Mark Zuckerberg opublikował we wtorek nagranie, w którym zapowiedział wprowadzenie poważnych zmian w polityce Facebooka i Instagrama. Decyzja o pozbyciu się weryfikatorów wywołała falę komentarzy. Media zwróciły też uwagę na zegarek, który właściciel Mety miał na nadgarstku.
Szef Mety Mark Zuckerberg opublikował we wtorek na swoim profilu na Facebooku wideo, w którym zapowiedział poważne zmiany w polityce Facebooka i Instagrama. To między innymi rezygnacja z wprowadzonego wcześniej w tych serwisach programu weryfikacji treści, którego celem było zwalczanie dezinformacji. Miliarder poinformował również, że Meta będzie współpracować z administracją Trumpa, "aby odeprzeć rządy na całym świecie, które atakują amerykańskie firmy i naciskają na większą cenzurę". Jak wskazał portal CNN, zapowiedź firmy Meta pojawia się w obliczu szerszego, widocznego przesunięcia ideologicznego w prawo na najwyższych szczeblach, a Zuckerberg stara się poprawić swoje relacje z Trumpem, zanim prezydent elekt obejmie urząd. The Real Facebook Oversight Board - organizacja zewnętrzna składająca się z naukowców, prawników i obrońców praw obywatelskich, w tym wczesnego inwestora Facebooka Rogera McNamee - stwierdziła, że zapowiedź Zuckerberga "to odwrót od jakiegokolwiek rozsądnego i bezpiecznego podejścia do moderowania treści".
Media o zegarku Zuckerberga
Pisząc o wystąpieniu Zuckerberga, media zwróciły uwagę na zegarek, który miał na nadgarstku szef Mety. To unikatowy egzemplarz szwajcarskiej marki Greubel Forsey, model "Hand Made 1", który kosztuje 895 500 dolarów, czyli ok. 3 700 000 zł.
Na swojej stronie internetowej Greubel Forsey podaje, że każdego roku produkuje się tylko dwa lub trzy egzemplarze "Hand Made 1". Jak możemy przeczytać, są w całości wytwarzane ręcznie, a czas potrzebny na wykonanie jednego to sześć tysięcy godzin.

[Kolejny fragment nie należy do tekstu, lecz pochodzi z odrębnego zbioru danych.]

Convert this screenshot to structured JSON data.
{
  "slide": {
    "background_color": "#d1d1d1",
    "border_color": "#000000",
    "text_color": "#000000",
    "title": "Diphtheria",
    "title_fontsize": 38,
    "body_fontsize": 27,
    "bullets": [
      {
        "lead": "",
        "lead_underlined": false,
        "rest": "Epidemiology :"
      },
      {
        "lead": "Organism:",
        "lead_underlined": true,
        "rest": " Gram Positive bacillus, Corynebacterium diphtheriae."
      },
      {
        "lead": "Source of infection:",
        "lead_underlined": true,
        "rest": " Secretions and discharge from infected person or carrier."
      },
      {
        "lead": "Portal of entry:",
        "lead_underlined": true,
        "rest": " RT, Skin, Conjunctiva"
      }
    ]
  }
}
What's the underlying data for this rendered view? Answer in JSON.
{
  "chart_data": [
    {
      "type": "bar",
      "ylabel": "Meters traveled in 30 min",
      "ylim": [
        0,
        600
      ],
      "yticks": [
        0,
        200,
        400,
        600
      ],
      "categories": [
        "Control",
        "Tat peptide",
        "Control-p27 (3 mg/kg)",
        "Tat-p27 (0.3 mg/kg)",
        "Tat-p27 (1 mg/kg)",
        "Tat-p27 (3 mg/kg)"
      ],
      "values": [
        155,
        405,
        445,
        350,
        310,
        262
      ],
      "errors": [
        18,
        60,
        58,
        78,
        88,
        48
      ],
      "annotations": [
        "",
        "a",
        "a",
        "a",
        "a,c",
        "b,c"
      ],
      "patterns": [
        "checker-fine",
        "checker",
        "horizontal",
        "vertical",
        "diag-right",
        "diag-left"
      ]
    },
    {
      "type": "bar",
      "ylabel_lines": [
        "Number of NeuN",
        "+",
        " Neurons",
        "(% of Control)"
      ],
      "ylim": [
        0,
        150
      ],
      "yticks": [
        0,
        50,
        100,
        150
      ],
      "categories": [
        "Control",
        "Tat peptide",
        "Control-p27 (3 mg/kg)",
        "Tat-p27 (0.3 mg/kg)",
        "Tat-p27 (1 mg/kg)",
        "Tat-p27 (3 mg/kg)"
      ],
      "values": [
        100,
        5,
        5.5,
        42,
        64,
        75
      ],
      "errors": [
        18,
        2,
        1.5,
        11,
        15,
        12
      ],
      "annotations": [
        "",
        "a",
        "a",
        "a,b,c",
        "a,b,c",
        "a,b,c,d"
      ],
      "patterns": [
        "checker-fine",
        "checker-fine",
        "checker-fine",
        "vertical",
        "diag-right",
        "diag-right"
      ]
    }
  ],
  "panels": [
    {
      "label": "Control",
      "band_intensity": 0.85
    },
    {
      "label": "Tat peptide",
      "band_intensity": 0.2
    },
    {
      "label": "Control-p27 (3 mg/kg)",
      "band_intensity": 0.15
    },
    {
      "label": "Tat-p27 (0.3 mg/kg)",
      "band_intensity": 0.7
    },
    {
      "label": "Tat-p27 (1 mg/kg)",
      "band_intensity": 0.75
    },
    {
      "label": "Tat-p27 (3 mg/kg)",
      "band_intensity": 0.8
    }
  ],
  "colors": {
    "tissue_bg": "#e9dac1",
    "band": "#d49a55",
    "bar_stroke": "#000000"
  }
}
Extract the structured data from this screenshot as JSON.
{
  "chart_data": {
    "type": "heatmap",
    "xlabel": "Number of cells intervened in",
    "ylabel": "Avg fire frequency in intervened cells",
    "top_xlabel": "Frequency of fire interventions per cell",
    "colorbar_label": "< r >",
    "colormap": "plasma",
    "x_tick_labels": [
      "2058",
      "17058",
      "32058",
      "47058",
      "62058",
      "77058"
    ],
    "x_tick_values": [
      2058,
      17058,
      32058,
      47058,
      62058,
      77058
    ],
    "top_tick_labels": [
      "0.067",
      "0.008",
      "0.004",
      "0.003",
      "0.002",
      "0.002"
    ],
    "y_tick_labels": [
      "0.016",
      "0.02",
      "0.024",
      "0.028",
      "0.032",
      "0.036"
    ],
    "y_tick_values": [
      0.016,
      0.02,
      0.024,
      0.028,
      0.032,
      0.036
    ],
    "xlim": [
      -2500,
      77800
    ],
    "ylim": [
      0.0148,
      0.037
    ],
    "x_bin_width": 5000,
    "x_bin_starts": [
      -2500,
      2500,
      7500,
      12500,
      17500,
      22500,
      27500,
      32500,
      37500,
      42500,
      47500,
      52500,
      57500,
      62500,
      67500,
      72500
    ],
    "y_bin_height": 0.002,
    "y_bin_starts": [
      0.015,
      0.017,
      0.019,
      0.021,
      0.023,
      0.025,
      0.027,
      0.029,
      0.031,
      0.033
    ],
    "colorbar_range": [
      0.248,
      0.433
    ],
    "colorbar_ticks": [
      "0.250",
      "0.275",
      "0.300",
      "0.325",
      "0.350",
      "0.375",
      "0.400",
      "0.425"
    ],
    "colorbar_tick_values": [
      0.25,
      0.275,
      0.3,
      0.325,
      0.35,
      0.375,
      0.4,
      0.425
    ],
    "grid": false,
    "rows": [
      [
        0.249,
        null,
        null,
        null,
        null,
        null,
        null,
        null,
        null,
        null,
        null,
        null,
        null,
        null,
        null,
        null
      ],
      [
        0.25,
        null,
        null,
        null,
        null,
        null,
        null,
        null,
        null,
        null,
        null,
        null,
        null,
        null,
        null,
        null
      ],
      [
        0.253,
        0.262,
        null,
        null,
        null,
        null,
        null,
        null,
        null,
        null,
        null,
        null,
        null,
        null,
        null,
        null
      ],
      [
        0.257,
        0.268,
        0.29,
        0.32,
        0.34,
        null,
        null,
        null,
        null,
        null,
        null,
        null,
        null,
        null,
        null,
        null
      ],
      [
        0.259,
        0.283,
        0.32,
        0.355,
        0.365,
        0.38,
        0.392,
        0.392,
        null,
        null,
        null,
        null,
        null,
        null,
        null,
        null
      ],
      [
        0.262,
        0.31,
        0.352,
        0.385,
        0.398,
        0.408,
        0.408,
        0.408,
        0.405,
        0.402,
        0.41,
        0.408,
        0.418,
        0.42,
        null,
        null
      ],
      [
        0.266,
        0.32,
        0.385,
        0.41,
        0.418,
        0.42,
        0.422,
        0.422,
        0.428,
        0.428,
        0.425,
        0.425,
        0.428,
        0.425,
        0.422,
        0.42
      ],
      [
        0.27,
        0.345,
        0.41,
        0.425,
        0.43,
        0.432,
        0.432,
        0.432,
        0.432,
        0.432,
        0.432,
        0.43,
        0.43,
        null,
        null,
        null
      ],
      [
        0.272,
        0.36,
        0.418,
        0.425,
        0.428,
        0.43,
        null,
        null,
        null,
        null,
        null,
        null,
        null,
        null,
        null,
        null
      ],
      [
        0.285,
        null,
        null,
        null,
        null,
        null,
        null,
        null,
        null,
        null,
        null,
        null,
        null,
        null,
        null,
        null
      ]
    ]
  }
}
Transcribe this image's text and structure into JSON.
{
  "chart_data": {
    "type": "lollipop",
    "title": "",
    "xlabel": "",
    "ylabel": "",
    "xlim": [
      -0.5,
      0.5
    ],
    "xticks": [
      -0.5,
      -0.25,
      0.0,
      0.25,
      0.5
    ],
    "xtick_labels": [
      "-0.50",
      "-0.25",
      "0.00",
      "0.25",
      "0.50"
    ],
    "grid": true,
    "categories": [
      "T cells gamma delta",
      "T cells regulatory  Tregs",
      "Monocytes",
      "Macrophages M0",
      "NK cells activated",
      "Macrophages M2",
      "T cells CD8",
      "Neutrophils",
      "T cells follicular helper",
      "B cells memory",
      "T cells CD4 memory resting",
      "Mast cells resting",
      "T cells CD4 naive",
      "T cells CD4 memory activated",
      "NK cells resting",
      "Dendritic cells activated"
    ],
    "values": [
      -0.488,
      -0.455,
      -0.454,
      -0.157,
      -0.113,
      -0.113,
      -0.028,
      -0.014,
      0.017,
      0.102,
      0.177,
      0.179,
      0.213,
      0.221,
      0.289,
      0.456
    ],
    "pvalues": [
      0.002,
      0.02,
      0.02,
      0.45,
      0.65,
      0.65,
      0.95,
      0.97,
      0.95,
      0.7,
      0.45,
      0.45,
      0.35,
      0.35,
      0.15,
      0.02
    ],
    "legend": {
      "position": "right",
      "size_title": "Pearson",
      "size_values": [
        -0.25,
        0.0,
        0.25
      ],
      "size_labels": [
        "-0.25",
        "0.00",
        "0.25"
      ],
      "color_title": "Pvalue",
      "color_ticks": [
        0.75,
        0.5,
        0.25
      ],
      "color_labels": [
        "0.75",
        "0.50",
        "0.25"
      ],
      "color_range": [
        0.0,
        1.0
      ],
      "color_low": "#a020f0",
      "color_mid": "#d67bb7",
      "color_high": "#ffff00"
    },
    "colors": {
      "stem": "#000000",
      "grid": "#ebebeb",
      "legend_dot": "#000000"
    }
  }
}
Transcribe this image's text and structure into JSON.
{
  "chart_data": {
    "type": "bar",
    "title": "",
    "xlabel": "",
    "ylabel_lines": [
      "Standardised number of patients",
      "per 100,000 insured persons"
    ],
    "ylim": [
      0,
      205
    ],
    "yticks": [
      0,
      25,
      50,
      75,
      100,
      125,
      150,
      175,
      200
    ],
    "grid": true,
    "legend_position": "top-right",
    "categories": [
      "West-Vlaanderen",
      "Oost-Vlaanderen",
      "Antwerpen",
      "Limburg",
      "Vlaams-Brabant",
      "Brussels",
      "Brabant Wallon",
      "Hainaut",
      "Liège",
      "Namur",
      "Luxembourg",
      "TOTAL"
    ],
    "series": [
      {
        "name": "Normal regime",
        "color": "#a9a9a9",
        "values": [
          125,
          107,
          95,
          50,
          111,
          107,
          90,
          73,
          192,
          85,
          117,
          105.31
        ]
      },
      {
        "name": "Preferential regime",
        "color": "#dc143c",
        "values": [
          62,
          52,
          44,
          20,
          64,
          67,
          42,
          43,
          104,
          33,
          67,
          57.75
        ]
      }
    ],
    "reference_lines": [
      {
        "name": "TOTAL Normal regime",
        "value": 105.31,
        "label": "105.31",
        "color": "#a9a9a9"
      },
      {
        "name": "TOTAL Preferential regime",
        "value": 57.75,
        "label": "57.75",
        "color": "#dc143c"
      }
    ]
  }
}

"Guardian" zwraca uwagę, że Zuckerberg w ostatnich miesiącach pokazuje się z bardzo rzadkimi, luksusowymi zegarkami. Na początku marca zeszłego roku prezes Mety i jego żona Priscilla Chan byli gośćmi w Indiach na ślubie syna miliardera Ananta Ambaniego i jego wybranki Radhiki Merchant. Na jednym z udostępnionych w mediach społecznościowych nagrań z uroczystości Zuckerberg zachwycał się zegarkiem pana młodego. - Jest świetny. Nigdy tak naprawdę nie chciałem mieć zegarka, ale po zobaczeniu tego pomyślałem, że zegarki są fajne - stwierdził. Jak wówczas pisał portal tygodnika "People", był to zegarek marki Richard Mille, prawdopodobnie model RMS-10 Tourbillon Koi Fish, wykonany z 18-karatowego różowego złota i ozdobiony diamentami, wart około miliona dolarów. To od tego momentu - wskazuje "Guardian" - Mark Zuckerberg jest widywany z luksusowymi zegarkami marek Patek Philippe, Jaeger-LeCoultre, De Bethune, a także F.P. Journe.
Dwa porsche i złote łańcuchy
W październiku na zmianę stylu Zuckerberga zwracał uwagę "The Times". Szarą bluzę z kapturem właściciel Mety zastąpił stylizacjami, w których dziennikarka Helen Rumbelow dopatrzyła się elementów "gangsterskich", ale też typowych dla "technologicznego ziomka - miliardera". Jak zauważono, dawniej nie afiszujący się ze swoją fortuną guru technologii teraz kupił dwa samochody marki Porsche, ozdabia się złotymi łańcuchami jak raper i nosi modne, obszerne bluzy z hasłami w stylu "Carthago delenda est" (Kartagina musi zostać zniszczona).
W październiku Bloomberg informował, że założyciel Facebooka awansował na drugie miejsce listy najbogatszych ludzi świata. Jego fortuna wyceniana była wówczas na 206 miliardów dolarów.